President and General Secretary Xi Jinping cemented this impression in the minds of China’s governing elite at a recently convened meeting of the Politburo by chiseling the well-worn slogans of his predecessor, Hu Jintao, into the proverbial stone tablets of Chinese Communist Party (CCP) doctrine. “Scientific Development” (科学发展观) now lies beneath Jiang Zemin’s “Three Represents” (三个代表), “Deng Xiaoping Theory” (邓小平理论) “Mao Zedong Thought” (毛泽东思想) and “Marxism-Leninism” (马克色列宁主义) on the slowly growing list of the “guiding thoughts” of Chinese communism. U.S. observers who expect Xi to change China are likely to be disappointed. Enshrining his predecessor’s language in the party dogma suggests that any changes that might emerge during Xi’s tenure will be conceived as incremental improvements on past successes, not dramatic repudiations of past failures.
Premier Li Keqiang’s National Day address sends the same message. China’s goal remains the creation of a “moderately prosperous society” by mid century. Not exactly the language of an ambitious rising power. China’s status in the world does not figure prominently in Li’s remarks. He expresses concern about “complexity” in the international environment, but he also extends the boring reassurance that China will respond by “seeking progress in stability, achievement in stability” （稳中求进，稳中有为). The CCP appears to aim to make the existing order more efficient, not to change it. Rather than stirring nationalist sentiment on China’s most important national holiday, Li made a concerted effort to communicate a quiet confidence in staying the course.

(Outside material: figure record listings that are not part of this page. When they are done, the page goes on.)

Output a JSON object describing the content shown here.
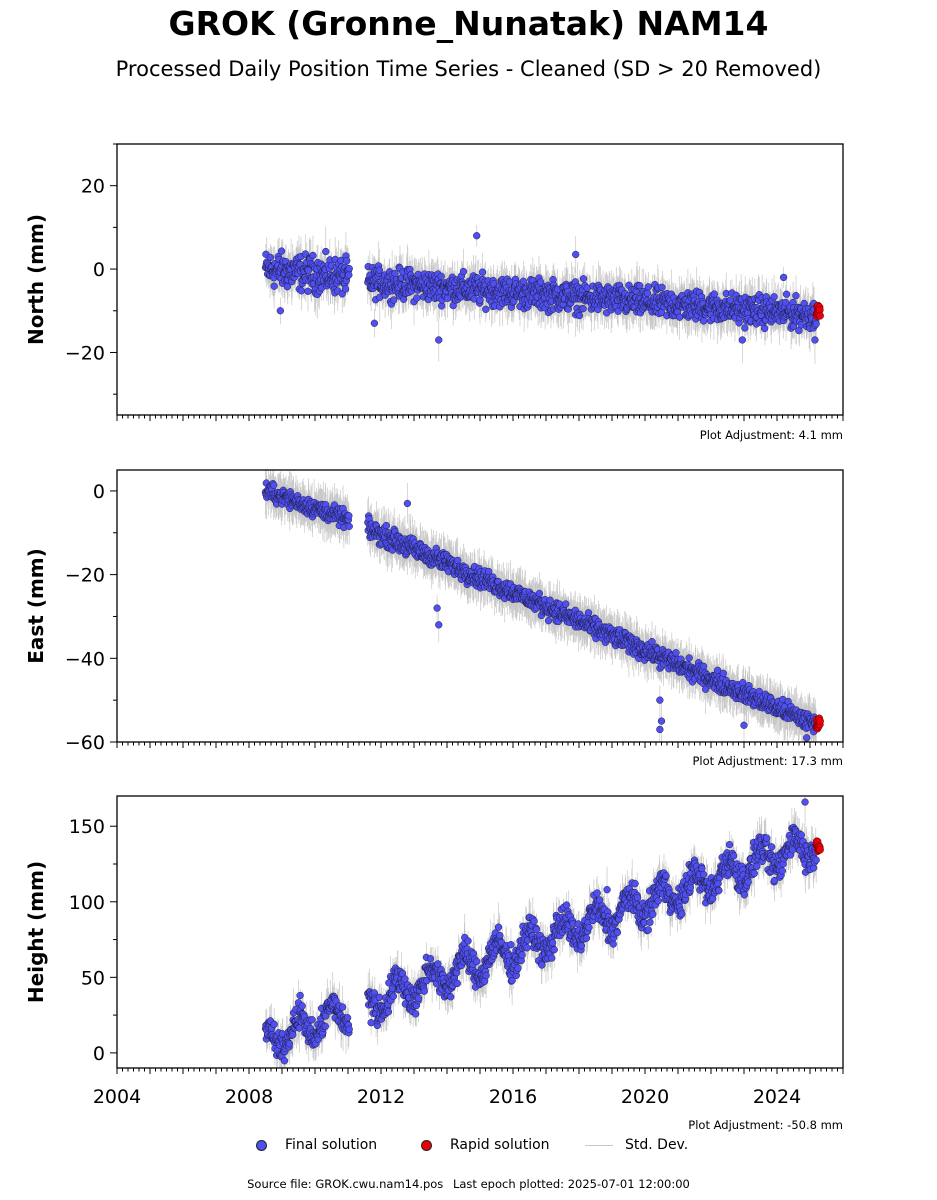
{
  "title": "GROK (Gronne_Nunatak) NAM14",
  "subtitle": "Processed Daily Position Time Series - Cleaned (SD > 20 Removed)",
  "legend": {
    "final": "Final solution",
    "rapid": "Rapid solution",
    "std": "Std. Dev."
  },
  "source": {
    "file": "Source file: GROK.cwu.nam14.pos",
    "last_epoch": "Last epoch plotted: 2025-07-01 12:00:00"
  },
  "colors": {
    "final": "#4f4ff2",
    "rapid": "#e8000b",
    "std_dev": "#9a9a9a",
    "edge": "#1e1e3c"
  },
  "chart_data": [
    {
      "type": "scatter",
      "ylabel": "North (mm)",
      "ylim": [
        -35,
        30
      ],
      "yticks": [
        -20,
        0,
        20
      ],
      "xlim": [
        2004,
        2026
      ],
      "x_tick_labels_shown": false,
      "adjustment": "Plot Adjustment: 4.1 mm",
      "segments": [
        {
          "x0": 2008.5,
          "x1": 2011.05,
          "y0": 0,
          "y1": -2,
          "noise": 3.0
        },
        {
          "x0": 2011.6,
          "x1": 2025.2,
          "y0": -3,
          "y1": -11,
          "noise": 2.5
        }
      ],
      "outliers": [
        [
          2008.95,
          -10
        ],
        [
          2011.8,
          -13
        ],
        [
          2013.75,
          -17
        ],
        [
          2014.9,
          8
        ],
        [
          2017.9,
          3.5
        ],
        [
          2022.95,
          -17
        ],
        [
          2024.2,
          -2
        ],
        [
          2025.15,
          -17
        ]
      ],
      "rapid": {
        "x0": 2025.2,
        "x1": 2025.5,
        "y": -10,
        "noise": 1.2,
        "n": 14
      }
    },
    {
      "type": "scatter",
      "ylabel": "East (mm)",
      "ylim": [
        -60,
        5
      ],
      "yticks": [
        -60,
        -40,
        -20,
        0
      ],
      "xlim": [
        2004,
        2026
      ],
      "x_tick_labels_shown": false,
      "adjustment": "Plot Adjustment: 17.3 mm",
      "segments": [
        {
          "x0": 2008.5,
          "x1": 2011.05,
          "y0": 0,
          "y1": -7,
          "noise": 1.4
        },
        {
          "x0": 2011.6,
          "x1": 2025.2,
          "y0": -9,
          "y1": -56,
          "noise": 1.6
        }
      ],
      "outliers": [
        [
          2013.75,
          -32
        ],
        [
          2013.7,
          -28
        ],
        [
          2020.45,
          -50
        ],
        [
          2020.45,
          -57
        ],
        [
          2020.5,
          -55
        ],
        [
          2023.0,
          -56
        ],
        [
          2024.9,
          -59
        ],
        [
          2012.8,
          -3
        ]
      ],
      "rapid": {
        "x0": 2025.2,
        "x1": 2025.5,
        "y": -55.5,
        "noise": 0.8,
        "n": 14
      }
    },
    {
      "type": "scatter",
      "ylabel": "Height (mm)",
      "ylim": [
        -10,
        170
      ],
      "yticks": [
        0,
        50,
        100,
        150
      ],
      "xlim": [
        2004,
        2026
      ],
      "xticks": [
        2004,
        2008,
        2012,
        2016,
        2020,
        2024
      ],
      "x_tick_labels_shown": true,
      "adjustment": "Plot Adjustment: -50.8 mm",
      "seasonal_amplitude": 9,
      "segments": [
        {
          "x0": 2008.5,
          "x1": 2011.05,
          "y0": 8,
          "y1": 27,
          "noise": 6
        },
        {
          "x0": 2011.6,
          "x1": 2025.2,
          "y0": 33,
          "y1": 140,
          "noise": 7
        }
      ],
      "outliers": [
        [
          2011.7,
          20
        ],
        [
          2018.85,
          108
        ],
        [
          2024.85,
          166
        ],
        [
          2009.55,
          38
        ]
      ],
      "rapid": {
        "x0": 2025.2,
        "x1": 2025.5,
        "y": 136,
        "noise": 3,
        "n": 12
      }
    }
  ]
}
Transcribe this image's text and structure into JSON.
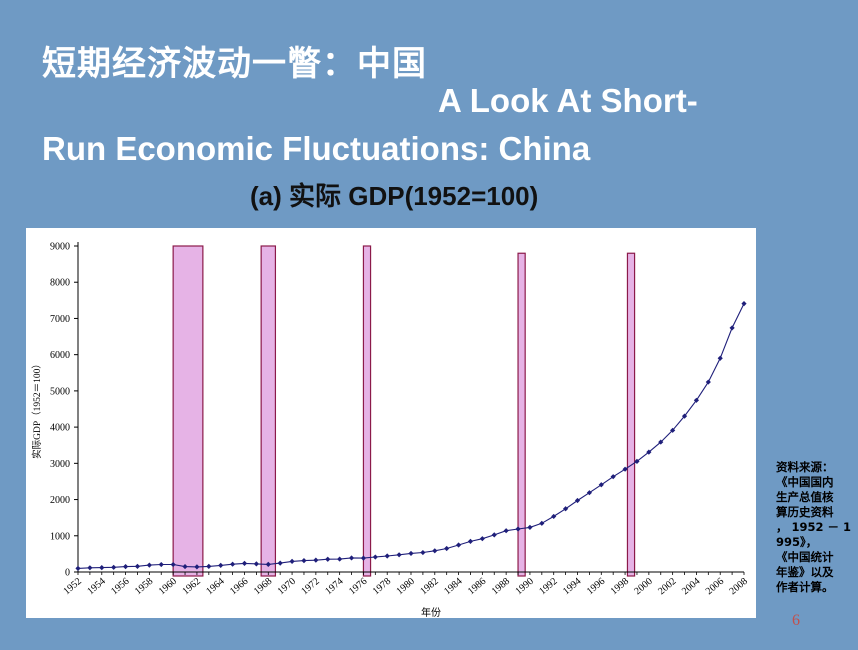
{
  "slide": {
    "title_cn": "短期经济波动一瞥：中国",
    "title_en_line1": "A Look At Short-",
    "title_en_line2": "Run Economic Fluctuations: China",
    "subtitle": "(a) 实际 GDP(1952=100)",
    "source_lines": [
      "资料来源：",
      "《中国国内",
      "生产总值核",
      "算历史资料",
      "，  1952 － 1",
      "995》，",
      "《中国统计",
      "年鉴》以及",
      "作者计算。"
    ],
    "page_number": "6"
  },
  "colors": {
    "background": "#6f9ac4",
    "series": "#1f1f7a",
    "band_fill": "#e6b3e6",
    "band_stroke": "#8b1a4a"
  },
  "chart_data": {
    "type": "line",
    "title": "",
    "xlabel": "年份",
    "ylabel": "实际GDP（1952＝100）",
    "xlim": [
      1952,
      2008
    ],
    "ylim": [
      0,
      9000
    ],
    "yticks": [
      0,
      1000,
      2000,
      3000,
      4000,
      5000,
      6000,
      7000,
      8000,
      9000
    ],
    "xticks": [
      1952,
      1954,
      1956,
      1958,
      1960,
      1962,
      1964,
      1966,
      1968,
      1970,
      1972,
      1974,
      1976,
      1978,
      1980,
      1982,
      1984,
      1986,
      1988,
      1990,
      1992,
      1994,
      1996,
      1998,
      2000,
      2002,
      2004,
      2006,
      2008
    ],
    "grid": false,
    "series": [
      {
        "name": "",
        "x": [
          1952,
          1953,
          1954,
          1955,
          1956,
          1957,
          1958,
          1959,
          1960,
          1961,
          1962,
          1963,
          1964,
          1965,
          1966,
          1967,
          1968,
          1969,
          1970,
          1971,
          1972,
          1973,
          1974,
          1975,
          1976,
          1977,
          1978,
          1979,
          1980,
          1981,
          1982,
          1983,
          1984,
          1985,
          1986,
          1987,
          1988,
          1989,
          1990,
          1991,
          1992,
          1993,
          1994,
          1995,
          1996,
          1997,
          1998,
          1999,
          2000,
          2001,
          2002,
          2003,
          2004,
          2005,
          2006,
          2007,
          2008
        ],
        "values": [
          100,
          116,
          121,
          129,
          149,
          156,
          190,
          206,
          206,
          150,
          141,
          155,
          183,
          215,
          238,
          224,
          210,
          245,
          294,
          315,
          327,
          353,
          357,
          388,
          383,
          413,
          442,
          475,
          513,
          537,
          585,
          648,
          746,
          846,
          920,
          1025,
          1140,
          1187,
          1232,
          1344,
          1534,
          1746,
          1974,
          2189,
          2408,
          2632,
          2838,
          3055,
          3310,
          3587,
          3911,
          4304,
          4740,
          5244,
          5901,
          6738,
          7410
        ]
      }
    ],
    "bands": [
      {
        "from": 1960,
        "to": 1962.5,
        "top": 9000
      },
      {
        "from": 1967.4,
        "to": 1968.6,
        "top": 9000
      },
      {
        "from": 1976,
        "to": 1976.6,
        "top": 9000
      },
      {
        "from": 1989,
        "to": 1989.6,
        "top": 8800
      },
      {
        "from": 1998.2,
        "to": 1998.8,
        "top": 8800
      }
    ]
  }
}
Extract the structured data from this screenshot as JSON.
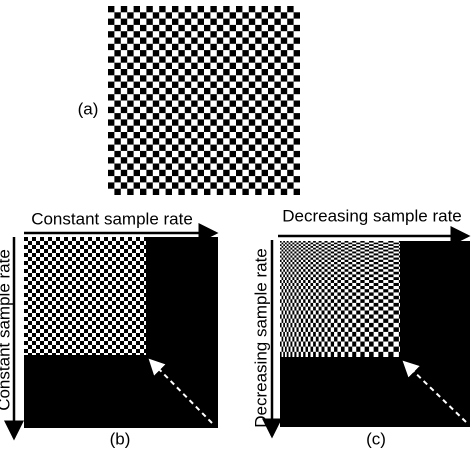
{
  "panel_a": {
    "label": "(a)"
  },
  "panel_b": {
    "top_label": "Constant sample rate",
    "side_label": "Constant sample rate",
    "label": "(b)"
  },
  "panel_c": {
    "top_label": "Decreasing sample rate",
    "side_label": "Decreasing sample rate",
    "label": "(c)"
  }
}
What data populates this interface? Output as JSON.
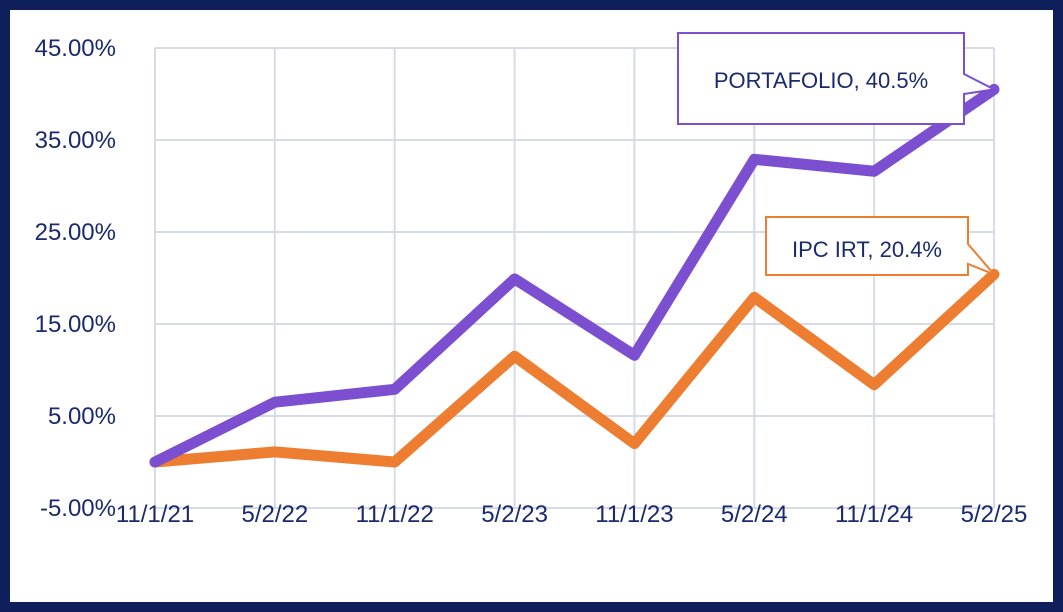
{
  "chart_data": {
    "type": "line",
    "categories": [
      "11/1/21",
      "5/2/22",
      "11/1/22",
      "5/2/23",
      "11/1/23",
      "5/2/24",
      "11/1/24",
      "5/2/25"
    ],
    "y_ticks": [
      "45.00%",
      "35.00%",
      "25.00%",
      "15.00%",
      "5.00%",
      "-5.00%"
    ],
    "y_tick_values": [
      45,
      35,
      25,
      15,
      5,
      -5
    ],
    "ylim": [
      -5,
      45
    ],
    "grid": true,
    "series": [
      {
        "name": "PORTAFOLIO",
        "color": "#7b4fcf",
        "values": [
          0.0,
          6.5,
          7.9,
          19.9,
          11.6,
          32.9,
          31.6,
          40.5
        ],
        "callout": "PORTAFOLIO, 40.5%"
      },
      {
        "name": "IPC IRT",
        "color": "#ed7d31",
        "values": [
          0.0,
          1.1,
          0.0,
          11.5,
          2.0,
          17.9,
          8.4,
          20.4
        ],
        "callout": "IPC IRT, 20.4%"
      }
    ]
  },
  "colors": {
    "frame": "#0f1f5c",
    "grid": "#d6dbe6",
    "text": "#1a2a6c"
  }
}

Foreign Minister Wang Yi’s address to the United Nations raises questions about U.S. China watchers who argue the CCP is revanchist. His address may be entitled China at a New Starting Point, but it offers a stark repudiation of those who portray the regime as aggrieved and in search of redress. Wang meticulously repeats decades-old themes in the language of Chinese foreign policy including equality, mutual respect, mutual benefit, sustainable development and respect for international institutions, especially the United Nations. While U.S. observers may find cause to doubt the sincerity of Chinese rhetoric, there is no doubt the rhetoric remains unchanged.
Being responsible for the health and well-being of a fifth of humanity is no small challenge, but the children of China’s communist founding fathers govern a country that is more economically successful, politically stable and militarily secure than it has been since the Qing Dynasty was defeated by the British Empire in the first Opium War (1839-1842). The status quo could be better, but compared to the lives of the last six generations, contemporary Chinese are doing rather well. U.S. observers might want to consider giving greater credence to the cautious rhetoric of Chinese leaders who claim to prefer stability over change.